To test out the trend, I read Breathe on a sunny afternoon in London, near Charing Cross. The text in the story included locations in my vicinity – Bressenden Street and PAUL Strand – and the weather matched the warmth of the day outside. It could have been an unnerving experience, but instead it made me feel like I was part of the story, and that the character was speaking directly to me.
This feeling was enhanced by the app’s clever use of the camera on my phone. As I moved around, the background to some of the pages of Breathe changed according to the streets that surrounded me. And, most interestingly of all, there seemed to be “hidden” messages in the story – as I continued walking, my phone moved with my body, and I suddenly saw pink in the corner of the screen.
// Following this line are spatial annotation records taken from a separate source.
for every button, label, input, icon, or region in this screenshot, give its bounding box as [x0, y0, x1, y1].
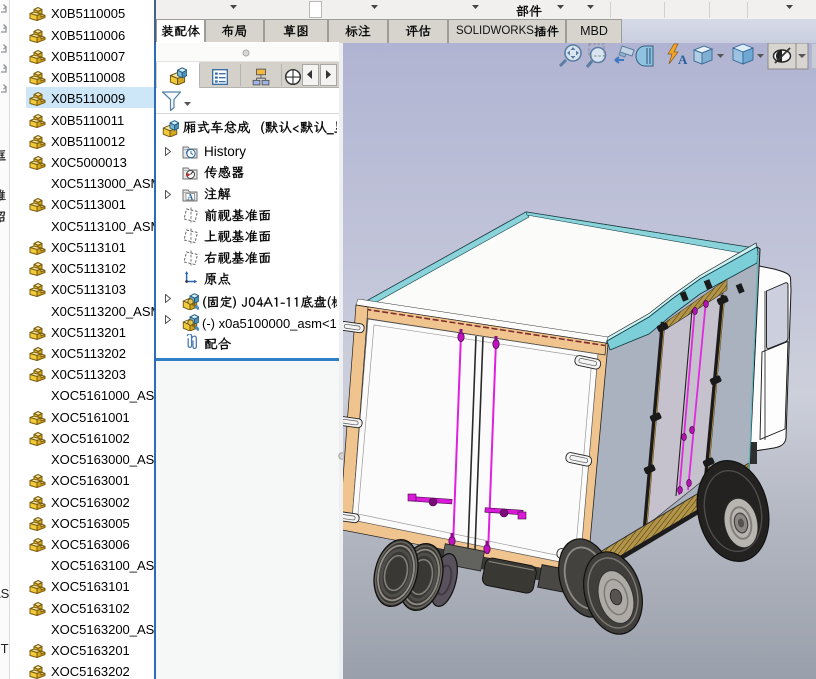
svg-text:A: A: [187, 193, 193, 202]
svg-text:A: A: [678, 52, 688, 67]
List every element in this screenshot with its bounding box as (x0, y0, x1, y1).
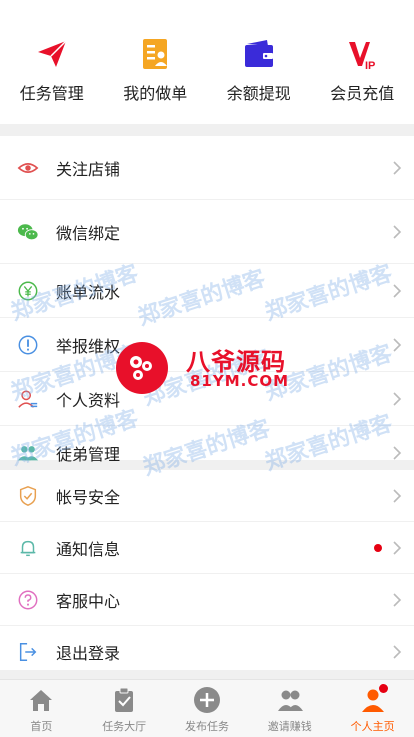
menu-item-billing[interactable]: 账单流水 (0, 264, 414, 318)
menu-group-1: 关注店铺 微信绑定 账单流水 举报维权 个人资料 徒弟管理 (0, 136, 414, 464)
svg-text:IP: IP (365, 60, 375, 72)
menu-item-report[interactable]: 举报维权 (0, 318, 414, 372)
menu-item-label: 帐号安全 (56, 487, 121, 507)
home-icon (30, 690, 53, 711)
eye-icon (16, 156, 40, 180)
menu-item-label: 个人资料 (56, 390, 121, 410)
invite-users-icon (277, 690, 303, 711)
tab-personal-home[interactable]: 个人主页 (331, 680, 414, 737)
chevron-right-icon (393, 391, 402, 406)
tab-invite[interactable]: 邀请赚钱 (248, 680, 331, 737)
order-doc-icon (143, 39, 168, 69)
vip-icon: IP (349, 42, 376, 72)
info-icon (16, 333, 40, 357)
chevron-right-icon (393, 283, 402, 298)
profile-icon (16, 387, 40, 411)
shield-icon (16, 484, 40, 508)
tab-label: 个人主页 (350, 720, 395, 733)
tab-task-hall[interactable]: 任务大厅 (83, 680, 166, 737)
quick-task-management[interactable]: 任务管理 (0, 0, 104, 124)
menu-group-2: 帐号安全 通知信息 客服中心 退出登录 (0, 470, 414, 670)
logout-icon (16, 640, 40, 664)
menu-item-notifications[interactable]: 通知信息 (0, 522, 414, 574)
menu-item-label: 客服中心 (56, 591, 121, 611)
notification-badge (379, 684, 389, 693)
chevron-right-icon (393, 645, 402, 659)
menu-item-account-security[interactable]: 帐号安全 (0, 470, 414, 522)
quick-label: 任务管理 (19, 84, 84, 103)
wallet-icon (244, 40, 273, 67)
menu-item-label: 关注店铺 (56, 159, 121, 179)
chevron-right-icon (393, 224, 402, 239)
users-icon (16, 441, 40, 465)
chevron-right-icon (393, 592, 402, 607)
quick-my-orders[interactable]: 我的做单 (104, 0, 208, 124)
tab-label: 任务大厅 (102, 720, 147, 733)
chevron-right-icon (393, 488, 402, 503)
chevron-right-icon (393, 446, 402, 460)
menu-item-logout[interactable]: 退出登录 (0, 626, 414, 678)
quick-label: 会员充值 (330, 84, 395, 103)
menu-item-label: 微信绑定 (56, 223, 121, 243)
menu-item-label: 账单流水 (56, 282, 121, 302)
menu-item-customer-service[interactable]: 客服中心 (0, 574, 414, 626)
bell-icon (16, 536, 40, 560)
chevron-right-icon (393, 337, 402, 352)
help-icon (16, 588, 40, 612)
bottom-tab-bar: 首页 任务大厅 发布任务 邀请赚钱 个人主页 (0, 679, 414, 737)
chevron-right-icon (393, 160, 402, 175)
menu-item-profile[interactable]: 个人资料 (0, 372, 414, 426)
quick-withdraw[interactable]: 余额提现 (207, 0, 311, 124)
tab-label: 首页 (30, 720, 53, 733)
quick-vip-recharge[interactable]: IP 会员充值 (311, 0, 414, 124)
menu-item-follow-shops[interactable]: 关注店铺 (0, 136, 414, 200)
tab-label: 发布任务 (184, 720, 229, 733)
menu-item-wechat-bind[interactable]: 微信绑定 (0, 200, 414, 264)
yen-icon (16, 279, 40, 303)
wechat-icon (16, 220, 40, 244)
plus-circle-icon (193, 687, 220, 713)
menu-item-label: 徒弟管理 (56, 445, 121, 464)
tab-label: 邀请赚钱 (267, 720, 312, 733)
clipboard-icon (115, 687, 134, 712)
menu-item-label: 举报维权 (56, 336, 121, 356)
tab-publish-task[interactable]: 发布任务 (166, 680, 249, 737)
chevron-right-icon (393, 540, 402, 555)
quick-actions: 任务管理 我的做单 余额提现 IP 会员充值 (0, 0, 414, 124)
menu-item-label: 通知信息 (56, 539, 121, 559)
quick-label: 我的做单 (123, 84, 188, 103)
menu-item-label: 退出登录 (56, 644, 121, 663)
tab-home[interactable]: 首页 (0, 680, 83, 737)
quick-label: 余额提现 (226, 84, 291, 103)
unread-dot (374, 543, 382, 552)
paper-plane-icon (37, 40, 67, 67)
Tilting my phone further, I saw faint words begin to appear; it took me a moment to get the angle right, but eventually I saw the words of the “ghost” in the story come up on my screen.
Breathe is different to many books in another way, too; it doesn’t have a straightforward linear narrative, meaning writing it required some out-of-the-box thinking from Pullinger.
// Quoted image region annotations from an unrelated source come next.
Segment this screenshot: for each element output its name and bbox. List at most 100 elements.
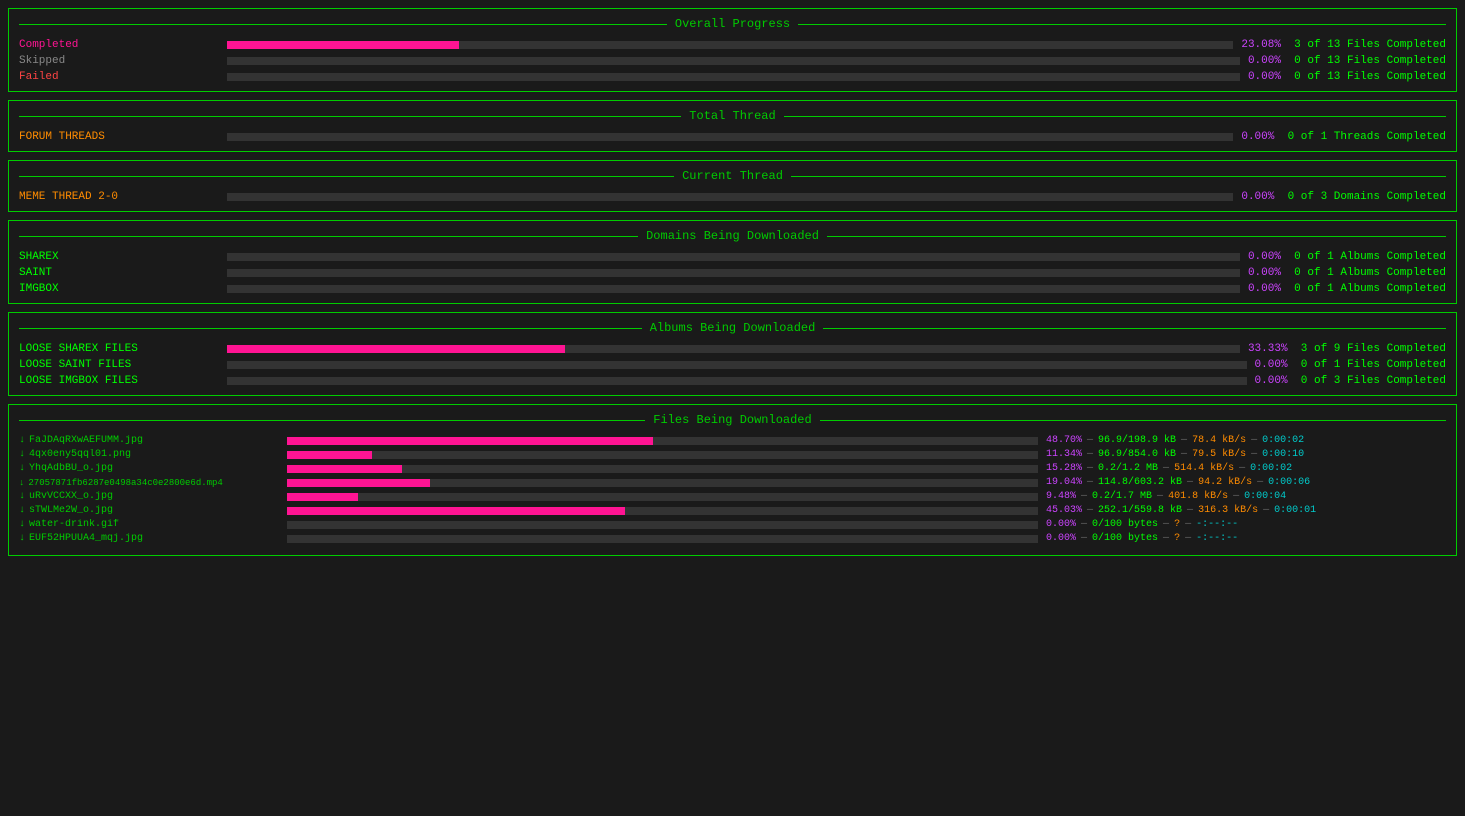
file-stats-7: 0.00% — 0/100 bytes — ? — -:--:-- bbox=[1046, 533, 1446, 544]
file-bar-3 bbox=[287, 479, 1038, 487]
file-label-5: ↓sTWLMe2W_o.jpg bbox=[19, 505, 279, 516]
failed-progress-bar bbox=[227, 73, 1240, 81]
file-icon-0: ↓ bbox=[19, 435, 25, 446]
file-fill-3 bbox=[287, 479, 430, 487]
loose-sharex-bar bbox=[227, 345, 1240, 353]
loose-saint-stats: 0.00% 0 of 1 Files Completed bbox=[1255, 359, 1446, 371]
file-stats-0: 48.70% — 96.9/198.9 kB — 78.4 kB/s — 0:0… bbox=[1046, 435, 1446, 446]
file-label-3: ↓27057871fb6287e0498a34c0e2800e6d.mp4 bbox=[19, 478, 279, 488]
loose-saint-row: LOOSE SAINT FILES 0.00% 0 of 1 Files Com… bbox=[19, 359, 1446, 371]
file-fill-0 bbox=[287, 437, 653, 445]
file-row-3: ↓27057871fb6287e0498a34c0e2800e6d.mp4 19… bbox=[19, 477, 1446, 488]
forum-threads-bar bbox=[227, 133, 1233, 141]
file-label-2: ↓YhqAdbBU_o.jpg bbox=[19, 463, 279, 474]
meme-thread-label: MEME THREAD 2-0 bbox=[19, 191, 219, 203]
skipped-stats: 0.00% 0 of 13 Files Completed bbox=[1248, 55, 1446, 67]
sharex-domain-bar bbox=[227, 253, 1240, 261]
file-label-0: ↓FaJDAqRXwAEFUMM.jpg bbox=[19, 435, 279, 446]
failed-label: Failed bbox=[19, 71, 219, 83]
file-fill-4 bbox=[287, 493, 358, 501]
completed-stats: 23.08% 3 of 13 Files Completed bbox=[1241, 39, 1446, 51]
imgbox-domain-row: IMGBOX 0.00% 0 of 1 Albums Completed bbox=[19, 283, 1446, 295]
file-icon-6: ↓ bbox=[19, 519, 25, 530]
imgbox-domain-bar bbox=[227, 285, 1240, 293]
file-stats-5: 45.03% — 252.1/559.8 kB — 316.3 kB/s — 0… bbox=[1046, 505, 1446, 516]
loose-imgbox-label: LOOSE IMGBOX FILES bbox=[19, 375, 219, 387]
total-thread-section: Total Thread FORUM THREADS 0.00% 0 of 1 … bbox=[8, 100, 1457, 152]
loose-saint-label: LOOSE SAINT FILES bbox=[19, 359, 219, 371]
file-icon-5: ↓ bbox=[19, 505, 25, 516]
file-fill-5 bbox=[287, 507, 625, 515]
completed-progress-fill bbox=[227, 41, 459, 49]
file-row-5: ↓sTWLMe2W_o.jpg 45.03% — 252.1/559.8 kB … bbox=[19, 505, 1446, 516]
overall-completed-row: Completed 23.08% 3 of 13 Files Completed bbox=[19, 39, 1446, 51]
loose-saint-bar bbox=[227, 361, 1247, 369]
loose-sharex-label: LOOSE SHAREX FILES bbox=[19, 343, 219, 355]
file-label-7: ↓EUF52HPUUA4_mqj.jpg bbox=[19, 533, 279, 544]
file-fill-2 bbox=[287, 465, 402, 473]
completed-label: Completed bbox=[19, 39, 219, 51]
albums-section: Albums Being Downloaded LOOSE SHAREX FIL… bbox=[8, 312, 1457, 396]
file-bar-7 bbox=[287, 535, 1038, 543]
imgbox-domain-label: IMGBOX bbox=[19, 283, 219, 295]
files-section: Files Being Downloaded ↓FaJDAqRXwAEFUMM.… bbox=[8, 404, 1457, 556]
sharex-domain-row: SHAREX 0.00% 0 of 1 Albums Completed bbox=[19, 251, 1446, 263]
loose-imgbox-bar bbox=[227, 377, 1247, 385]
loose-sharex-stats: 33.33% 3 of 9 Files Completed bbox=[1248, 343, 1446, 355]
file-icon-3: ↓ bbox=[19, 478, 24, 488]
forum-threads-label: FORUM THREADS bbox=[19, 131, 219, 143]
completed-progress-bar bbox=[227, 41, 1233, 49]
sharex-domain-stats: 0.00% 0 of 1 Albums Completed bbox=[1248, 251, 1446, 263]
forum-threads-stats: 0.00% 0 of 1 Threads Completed bbox=[1241, 131, 1446, 143]
failed-stats: 0.00% 0 of 13 Files Completed bbox=[1248, 71, 1446, 83]
file-row-1: ↓4qx0eny5qql01.png 11.34% — 96.9/854.0 k… bbox=[19, 449, 1446, 460]
file-bar-2 bbox=[287, 465, 1038, 473]
files-title: Files Being Downloaded bbox=[19, 413, 1446, 427]
overall-skipped-row: Skipped 0.00% 0 of 13 Files Completed bbox=[19, 55, 1446, 67]
file-bar-6 bbox=[287, 521, 1038, 529]
file-bar-0 bbox=[287, 437, 1038, 445]
domains-title: Domains Being Downloaded bbox=[19, 229, 1446, 243]
file-stats-1: 11.34% — 96.9/854.0 kB — 79.5 kB/s — 0:0… bbox=[1046, 449, 1446, 460]
skipped-label: Skipped bbox=[19, 55, 219, 67]
saint-domain-bar bbox=[227, 269, 1240, 277]
saint-domain-label: SAINT bbox=[19, 267, 219, 279]
file-row-6: ↓water-drink.gif 0.00% — 0/100 bytes — ?… bbox=[19, 519, 1446, 530]
albums-title: Albums Being Downloaded bbox=[19, 321, 1446, 335]
file-label-1: ↓4qx0eny5qql01.png bbox=[19, 449, 279, 460]
total-thread-title: Total Thread bbox=[19, 109, 1446, 123]
file-row-7: ↓EUF52HPUUA4_mqj.jpg 0.00% — 0/100 bytes… bbox=[19, 533, 1446, 544]
file-icon-1: ↓ bbox=[19, 449, 25, 460]
overall-progress-title: Overall Progress bbox=[19, 17, 1446, 31]
saint-domain-stats: 0.00% 0 of 1 Albums Completed bbox=[1248, 267, 1446, 279]
file-icon-4: ↓ bbox=[19, 491, 25, 502]
file-icon-7: ↓ bbox=[19, 533, 25, 544]
meme-thread-bar bbox=[227, 193, 1233, 201]
current-thread-title: Current Thread bbox=[19, 169, 1446, 183]
file-row-4: ↓uRvVCCXX_o.jpg 9.48% — 0.2/1.7 MB — 401… bbox=[19, 491, 1446, 502]
domains-section: Domains Being Downloaded SHAREX 0.00% 0 … bbox=[8, 220, 1457, 304]
file-stats-2: 15.28% — 0.2/1.2 MB — 514.4 kB/s — 0:00:… bbox=[1046, 463, 1446, 474]
forum-threads-row: FORUM THREADS 0.00% 0 of 1 Threads Compl… bbox=[19, 131, 1446, 143]
skipped-progress-bar bbox=[227, 57, 1240, 65]
file-row-2: ↓YhqAdbBU_o.jpg 15.28% — 0.2/1.2 MB — 51… bbox=[19, 463, 1446, 474]
current-thread-section: Current Thread MEME THREAD 2-0 0.00% 0 o… bbox=[8, 160, 1457, 212]
file-stats-4: 9.48% — 0.2/1.7 MB — 401.8 kB/s — 0:00:0… bbox=[1046, 491, 1446, 502]
overall-failed-row: Failed 0.00% 0 of 13 Files Completed bbox=[19, 71, 1446, 83]
meme-thread-stats: 0.00% 0 of 3 Domains Completed bbox=[1241, 191, 1446, 203]
file-bar-5 bbox=[287, 507, 1038, 515]
meme-thread-row: MEME THREAD 2-0 0.00% 0 of 3 Domains Com… bbox=[19, 191, 1446, 203]
overall-progress-section: Overall Progress Completed 23.08% 3 of 1… bbox=[8, 8, 1457, 92]
file-icon-2: ↓ bbox=[19, 463, 25, 474]
file-bar-1 bbox=[287, 451, 1038, 459]
file-bar-4 bbox=[287, 493, 1038, 501]
file-row-0: ↓FaJDAqRXwAEFUMM.jpg 48.70% — 96.9/198.9… bbox=[19, 435, 1446, 446]
loose-imgbox-stats: 0.00% 0 of 3 Files Completed bbox=[1255, 375, 1446, 387]
file-label-4: ↓uRvVCCXX_o.jpg bbox=[19, 491, 279, 502]
loose-sharex-row: LOOSE SHAREX FILES 33.33% 3 of 9 Files C… bbox=[19, 343, 1446, 355]
file-fill-1 bbox=[287, 451, 372, 459]
saint-domain-row: SAINT 0.00% 0 of 1 Albums Completed bbox=[19, 267, 1446, 279]
loose-sharex-fill bbox=[227, 345, 565, 353]
file-stats-3: 19.04% — 114.8/603.2 kB — 94.2 kB/s — 0:… bbox=[1046, 477, 1446, 488]
sharex-domain-label: SHAREX bbox=[19, 251, 219, 263]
“It was the first time I’d written conditional text – text that changes according to set variables,” she tells Stylist.
And here’s where it gets a bit more technical than your typical ghost story…
“In Breathe, there are three APIs (application processing interfaces) that draw data from the reader’s phone into the story,” continues Pullinger. “So, the story changes according to the weather, time, and location of the reader.
“This meant that I needed to provide text for all those versions – for instance, if it was hot, cold, warm, cool. The only variable that was immediately obvious is the location, but in fact the story is loaded with conditional text – but I wanted it to be subtle. All of that was very interesting to write.”
Pullinger says that a project like Ambient Literature, which “looks seriously at the potential that technology can give us for new forms of storytelling” is important, and that it could develop even further in the future.
For example, at one stage Breathe might have included an API that would have allowed news headlines to be pulled into the story. While this didn’t end up happening, it is something that could well be possible in the future, if the technology is developed.
This may sound strange, but the point of Ambient Literature is that it is to be experienced, not just read about. And thanks to funding from the Arts and Humanities Council, all four stories are available to download for free, meaning there’s no excuse not to give this immersive reading experience a go.
For now, the Ambient Literature project is beginning its next stage: the Ambient Literature Lab. Here, the project team will be offering workshops in writing and making Ambient Literature, alongside consultancy for publishers and organisations, and an ongoing series of commissions.
It seems the possibilities for Ambient Literature are endless; who knows what magical world of storytelling will open up from our phones next?
Abba tells Stylist that Ambient Literature “haunts, enchants, delights and entertains”. From reading Breathe, I can attest that he is right.
Ambient Literature has made my phone into something that connects me to my surroundings, rather than distracts me from them. For this reason, I hope this is a trend that lasts.